Os nomes marcados com um asterisco foram alterados para proteger as identidades.

Depois de uma noite vendendo rosas na Toscana, Mohammed* estava andando de bicicleta por uma estrada à beira-mar quando alguém em um carro que passava o atingiu nas costas com uma vara.

Ele caiu no chão.

Era agosto de 2013 e Mohammed tinha 22 anos. Ele acredita que foi intencional e provavelmente um ataque racista.

“Eu já estava quebrado”, disse ele. “Mas depois disso, fiquei em pedaços.”

Ele sofreu emocionalmente e ainda hoje sente dores nas costas por causa da agressão.

Ele havia chegado à Itália alguns meses antes, após uma angustiante viagem de sete meses por terra e mar.

Ele não tinha documentos nem dinheiro e devia 9.000 euros (US$ 9.700) aos agentes de Bangladesh que organizaram sua viagem.

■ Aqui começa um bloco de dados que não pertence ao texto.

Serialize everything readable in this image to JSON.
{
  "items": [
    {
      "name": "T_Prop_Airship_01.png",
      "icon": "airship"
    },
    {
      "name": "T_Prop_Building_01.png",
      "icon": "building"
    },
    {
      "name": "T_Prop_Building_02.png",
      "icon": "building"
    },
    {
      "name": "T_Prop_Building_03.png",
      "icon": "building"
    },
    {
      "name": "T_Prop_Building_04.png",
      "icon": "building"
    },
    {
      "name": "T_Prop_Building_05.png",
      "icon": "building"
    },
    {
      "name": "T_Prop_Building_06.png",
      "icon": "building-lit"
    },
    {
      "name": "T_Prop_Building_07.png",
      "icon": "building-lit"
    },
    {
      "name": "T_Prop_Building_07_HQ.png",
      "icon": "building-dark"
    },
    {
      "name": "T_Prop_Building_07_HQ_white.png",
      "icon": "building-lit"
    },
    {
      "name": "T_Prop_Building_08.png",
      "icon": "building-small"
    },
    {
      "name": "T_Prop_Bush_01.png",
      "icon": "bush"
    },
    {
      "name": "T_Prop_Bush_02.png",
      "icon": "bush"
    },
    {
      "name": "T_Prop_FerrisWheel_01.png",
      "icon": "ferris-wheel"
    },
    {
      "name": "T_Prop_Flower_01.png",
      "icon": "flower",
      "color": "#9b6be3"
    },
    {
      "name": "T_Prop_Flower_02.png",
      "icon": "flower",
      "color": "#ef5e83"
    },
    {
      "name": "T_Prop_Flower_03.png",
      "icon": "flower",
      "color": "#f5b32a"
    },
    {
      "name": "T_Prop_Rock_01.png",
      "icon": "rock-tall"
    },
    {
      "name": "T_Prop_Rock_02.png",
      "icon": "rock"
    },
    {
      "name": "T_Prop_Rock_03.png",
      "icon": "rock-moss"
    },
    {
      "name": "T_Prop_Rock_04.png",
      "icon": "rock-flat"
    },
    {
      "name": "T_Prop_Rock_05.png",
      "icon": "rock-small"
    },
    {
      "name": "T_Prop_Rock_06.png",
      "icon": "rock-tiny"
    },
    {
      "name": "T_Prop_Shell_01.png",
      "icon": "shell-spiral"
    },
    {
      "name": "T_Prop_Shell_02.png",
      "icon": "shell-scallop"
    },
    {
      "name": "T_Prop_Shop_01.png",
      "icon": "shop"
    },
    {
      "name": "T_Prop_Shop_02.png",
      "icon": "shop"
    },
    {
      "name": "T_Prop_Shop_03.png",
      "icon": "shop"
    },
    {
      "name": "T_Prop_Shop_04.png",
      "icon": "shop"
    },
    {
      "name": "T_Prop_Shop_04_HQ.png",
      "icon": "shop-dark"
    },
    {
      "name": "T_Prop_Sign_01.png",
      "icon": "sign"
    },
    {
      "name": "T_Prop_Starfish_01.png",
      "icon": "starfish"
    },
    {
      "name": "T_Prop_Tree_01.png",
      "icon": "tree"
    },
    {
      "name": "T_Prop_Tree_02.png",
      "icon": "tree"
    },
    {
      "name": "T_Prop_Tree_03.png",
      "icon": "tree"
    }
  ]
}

Mohammed diz que foi guiado por várias pessoas ao longo do caminho.

Quando chegou à Toscana, foi abordado por homens do seu país que, segundo ele, o puseram para trabalhar vendendo rosas nos movimentados centros das cidades para que pudesse pagar alojamento e alimentação numa casa com outros nove trabalhadores estrangeiros.

“Eu não gostava de incomodar as pessoas enquanto comiam para perguntar se queriam comprar uma rosa de mim”, disse Mohammed. “Mas eu não tive escolha.”

Os vendedores ambulantes de rosas na Itália trabalham muitas horas e muitas vezes ficam presos em um ciclo vicioso de dívidas e desespero [Agostino Petroni/Al Jazeera]

Os vendedores de rosas são comuns nas maiores e mais românticas cidades da Itália, como Roma, Milão ou Torino.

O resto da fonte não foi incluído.